Event-driven services are one of the core functions of function computing. The platform uses Knative Eventing’s Broker/Trigger event processing model to filter and distribute events. In addition, to ensure cross-platform and interoperability, CloudEvents, a standard data format defined by CNCF, will be used for event transfer.

As shown in the figure above, the architecture is divided into three parts, from left to right, the event source, the event receiver/forwarder, and the event consumer.

  1. The event source

An event source is a Kubernetes custom resource that provides a mechanism for registering a class of events from a particular service system. For example, object storage event sources, Github event sources, and so on. Therefore, different event sources require different custom resources to be described.

Event sources are responsible for taking events for a particular service system and converting them into CloudEvents format events to send to Knative Eventing platforms (the Broker/Trigger event processing model).

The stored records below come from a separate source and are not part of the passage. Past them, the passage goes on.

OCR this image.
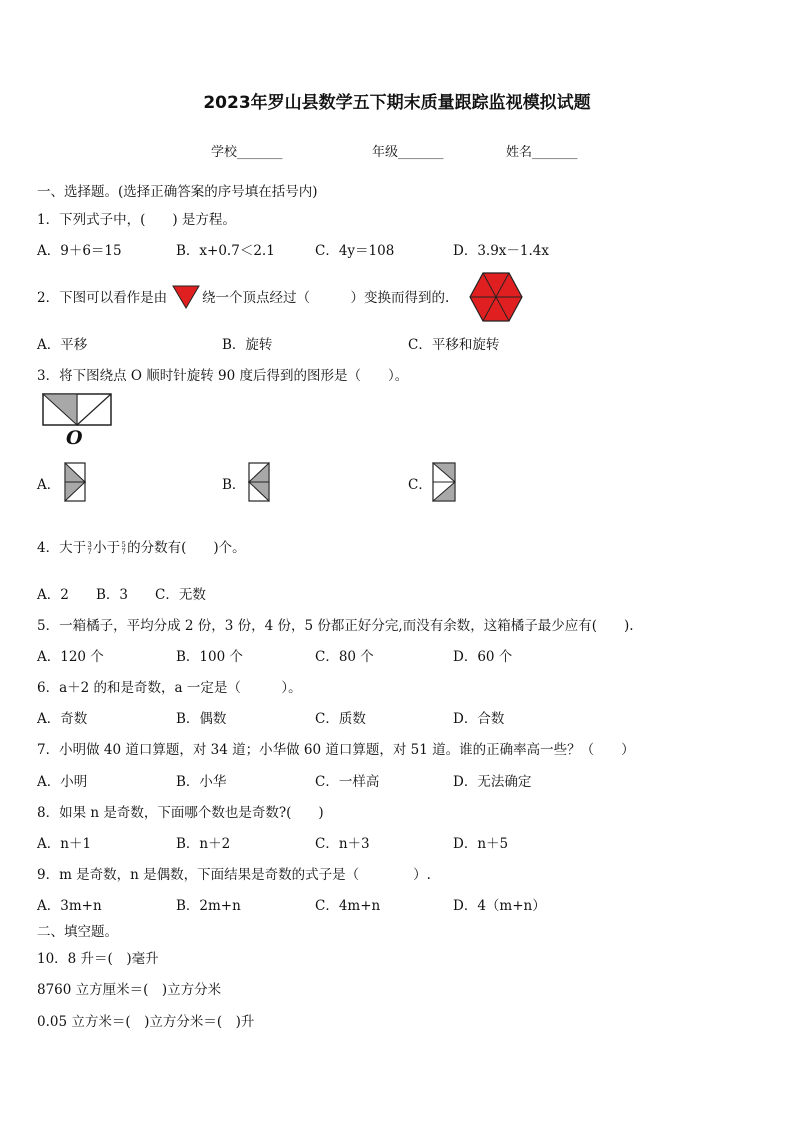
2023年罗山县数学五下期末质量跟踪监视模拟试题
学校_______	年级_______	姓名_______
一、选择题。(选择正确答案的序号填在括号内)
1．下列式子中，(　　) 是方程。
A．9＋6＝15	B．x+0.7＜2.1	C．4y＝108	D．3.9x－1.4x
2．下图可以看作是由	绕一个顶点经过（　　　）变换而得到的.
A．平移	B．旋转	C．平移和旋转
3．将下图绕点 O 顺时针旋转 90 度后得到的图形是（　　）。
O
A．	B．	C．
4．大于3
7小于5
7的分数有(　　)个。
A．2 B．3 C．无数
5．一箱橘子，平均分成 2 份，3 份，4 份，5 份都正好分完,而没有余数，这箱橘子最少应有(　　).
A．120 个	B．100 个	C．80 个	D．60 个
6．a＋2 的和是奇数，a 一定是（　　　）。
A．奇数	B．偶数	C．质数	D．合数
7．小明做 40 道口算题，对 34 道；小华做 60 道口算题，对 51 道。谁的正确率高一些？（　　）
A．小明	B．小华	C．一样高	D．无法确定
8．如果 n 是奇数，下面哪个数也是奇数?(　　)
A．n＋1	B．n＋2	C．n＋3	D．n＋5
9．m 是奇数，n 是偶数，下面结果是奇数的式子是（　　　　）.
A．3m+n	B．2m+n	C．4m+n	D．4（m+n）
二、填空题。
10．8 升＝(　)毫升
8760 立方厘米＝(　)立方分米
0.05 立方米＝(　)立方分米＝(　)升
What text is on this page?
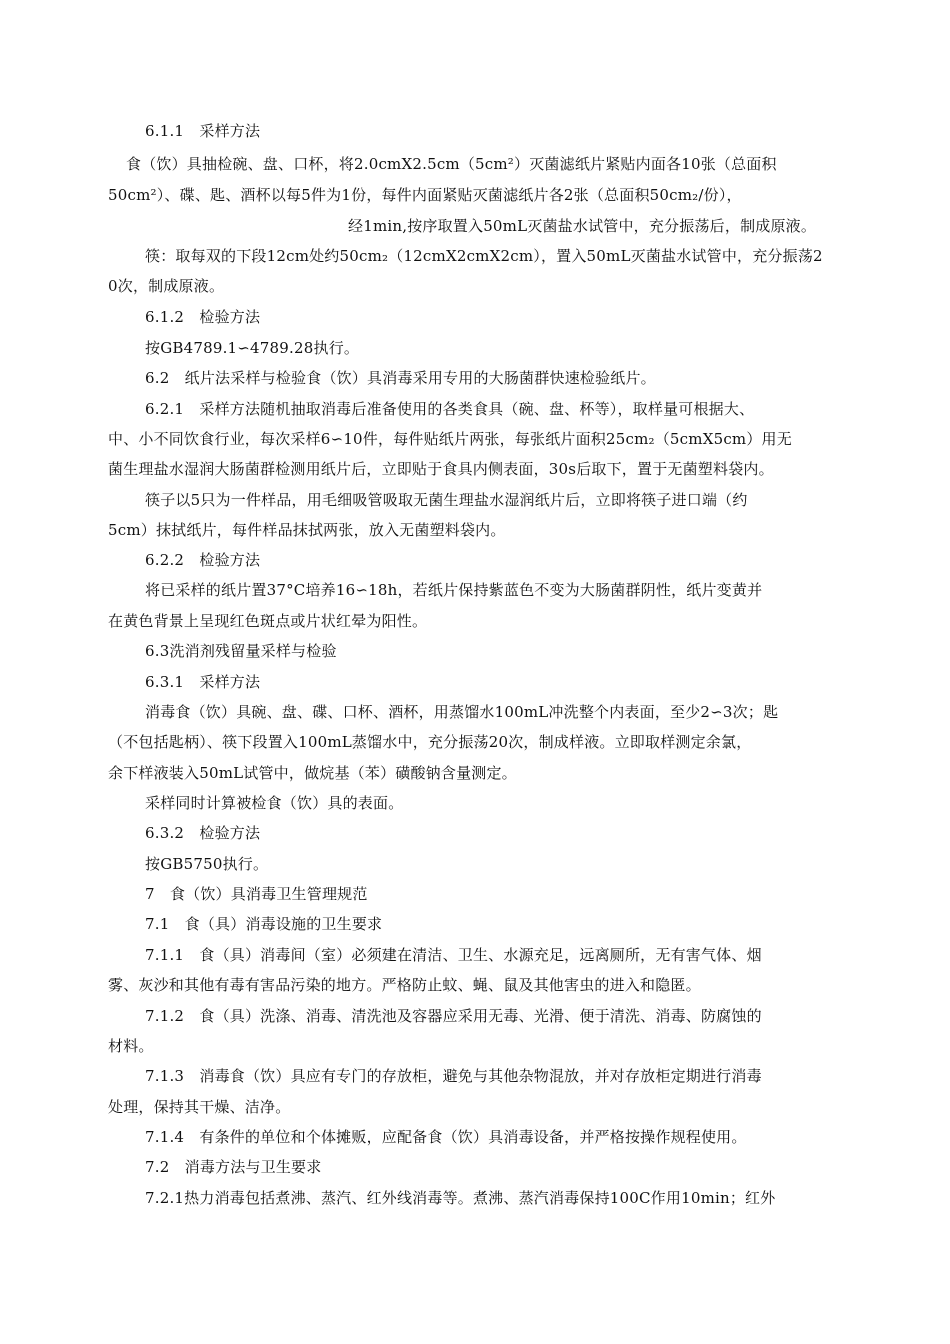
6.1.1　采样方法
食（饮）具抽检碗、盘、口杯，将2.0cmX2.5cm（5cm²）灭菌滤纸片紧贴内面各10张（总面积
50cm²）、碟、匙、酒杯以每5件为1份，每件内面紧贴灭菌滤纸片各2张（总面积50cm₂/份），
经1min,按序取置入50mL灭菌盐水试管中，充分振荡后，制成原液。
筷：取每双的下段12cm处约50cm₂（12cmX2cmX2cm），置入50mL灭菌盐水试管中，充分振荡2
0次，制成原液。
6.1.2　检验方法
按GB4789.1∽4789.28执行。
6.2　纸片法采样与检验食（饮）具消毒采用专用的大肠菌群快速检验纸片。
6.2.1　采样方法随机抽取消毒后准备使用的各类食具（碗、盘、杯等），取样量可根据大、
中、小不同饮食行业，每次采样6∽10件，每件贴纸片两张，每张纸片面积25cm₂（5cmX5cm）用无
菌生理盐水湿润大肠菌群检测用纸片后，立即贴于食具内侧表面，30s后取下，置于无菌塑料袋内。
筷子以5只为一件样品，用毛细吸管吸取无菌生理盐水湿润纸片后，立即将筷子进口端（约
5cm）抹拭纸片，每件样品抹拭两张，放入无菌塑料袋内。
6.2.2　检验方法
将已采样的纸片置37°C培养16∽18h，若纸片保持紫蓝色不变为大肠菌群阴性，纸片变黄并
在黄色背景上呈现红色斑点或片状红晕为阳性。
6.3洗消剂残留量采样与检验
6.3.1　采样方法
消毒食（饮）具碗、盘、碟、口杯、酒杯，用蒸馏水100mL冲洗整个内表面，至少2∽3次；匙
（不包括匙柄）、筷下段置入100mL蒸馏水中，充分振荡20次，制成样液。立即取样测定余氯，
余下样液装入50mL试管中，做烷基（苯）磺酸钠含量测定。
采样同时计算被检食（饮）具的表面。
6.3.2　检验方法
按GB5750执行。
7　食（饮）具消毒卫生管理规范
7.1　食（具）消毒设施的卫生要求
7.1.1　食（具）消毒间（室）必须建在清洁、卫生、水源充足，远离厕所，无有害气体、烟
雾、灰沙和其他有毒有害品污染的地方。严格防止蚊、蝇、鼠及其他害虫的进入和隐匿。
7.1.2　食（具）洗涤、消毒、清洗池及容器应采用无毒、光滑、便于清洗、消毒、防腐蚀的
材料。
7.1.3　消毒食（饮）具应有专门的存放柜，避免与其他杂物混放，并对存放柜定期进行消毒
处理，保持其干燥、洁净。
7.1.4　有条件的单位和个体摊贩，应配备食（饮）具消毒设备，并严格按操作规程使用。
7.2　消毒方法与卫生要求
7.2.1热力消毒包括煮沸、蒸汽、红外线消毒等。煮沸、蒸汽消毒保持100C作用10min；红外
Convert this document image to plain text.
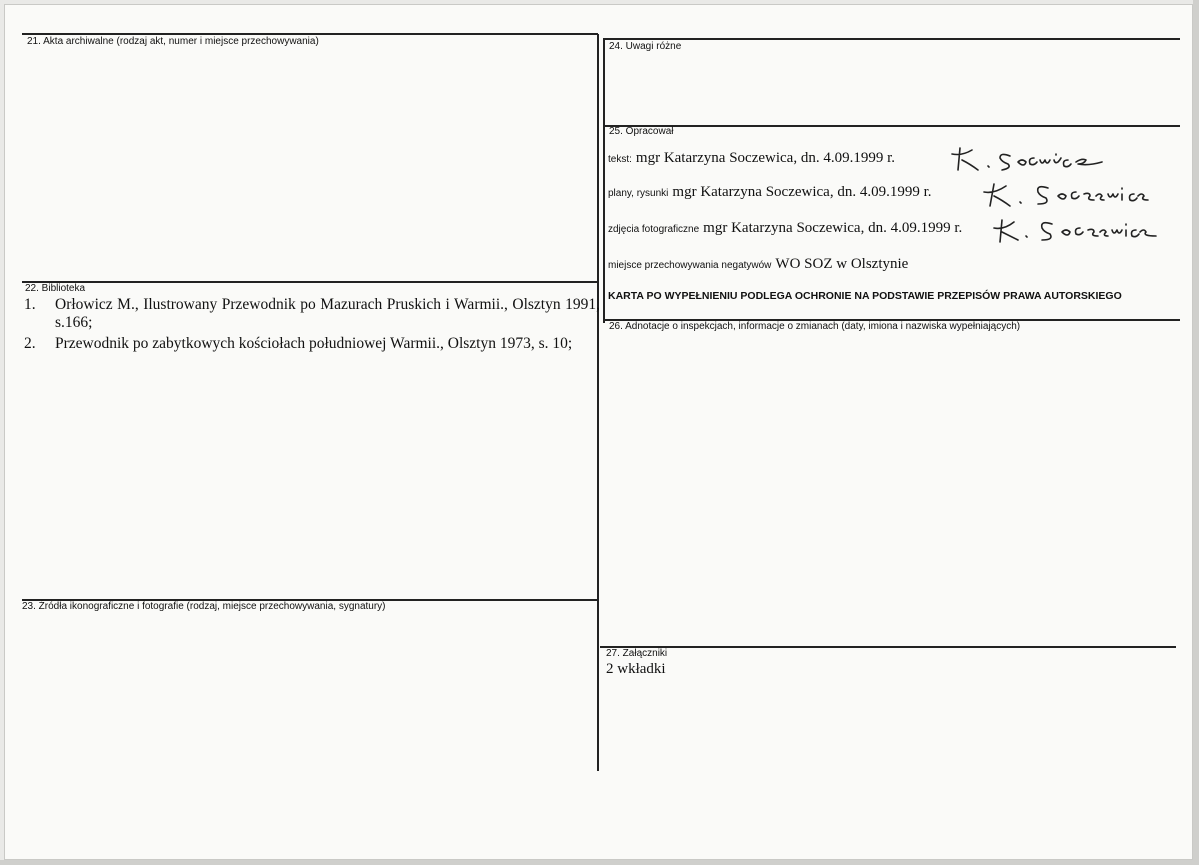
21. Akta archiwalne (rodzaj akt, numer i miejsce przechowywania)
22. Biblioteka
1. Orłowicz M., Ilustrowany Przewodnik po Mazurach Pruskich i Warmii., Olsztyn 1991, s.166;
2. Przewodnik po zabytkowych kościołach południowej Warmii., Olsztyn 1973, s. 10;
23. Źródła ikonograficzne i fotografie (rodzaj, miejsce przechowywania, sygnatury)
24. Uwagi różne
25. Opracował
tekst: mgr Katarzyna Soczewica, dn. 4.09.1999 r.
plany, rysunki mgr Katarzyna Soczewica, dn. 4.09.1999 r.
zdjęcia fotograficzne mgr Katarzyna Soczewica, dn. 4.09.1999 r.
miejsce przechowywania negatywów WO SOZ w Olsztynie
KARTA PO WYPEŁNIENIU PODLEGA OCHRONIE NA PODSTAWIE PRZEPISÓW PRAWA AUTORSKIEGO
26. Adnotacje o inspekcjach, informacje o zmianach (daty, imiona i nazwiska wypełniających)
27. Załączniki
2 wkładki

  1. Event receiver/forwarder

The purpose of introducing the Broker/Trigger event processing model is to create black boxes that hide the implementation from the user without having to care about the underlying implementation details.

  • The Broker, like an event bucket, receives a variety of events that can be filtered through properties.
  • Trigger describes a filter in which only events selected through the filter can be sent to event consumers.

As shown in Figure 1, the user uses filter to specify events of interest to the red ball, and eventually only such events are transmitted to event consumers (in this case, the Knative Service, or KSvc function).

  1. Event consumer

An event consumer can be a service or a system, in this case a user-written KSvc function (that is, the logical code that handles the event).

implementation
  1. Third-party Access

Third-party services accessing the Serverless platform based on Knative implementation need to provide specific event sources. The Knative community has maintained some event sources. For details, see github.com/knative/eve…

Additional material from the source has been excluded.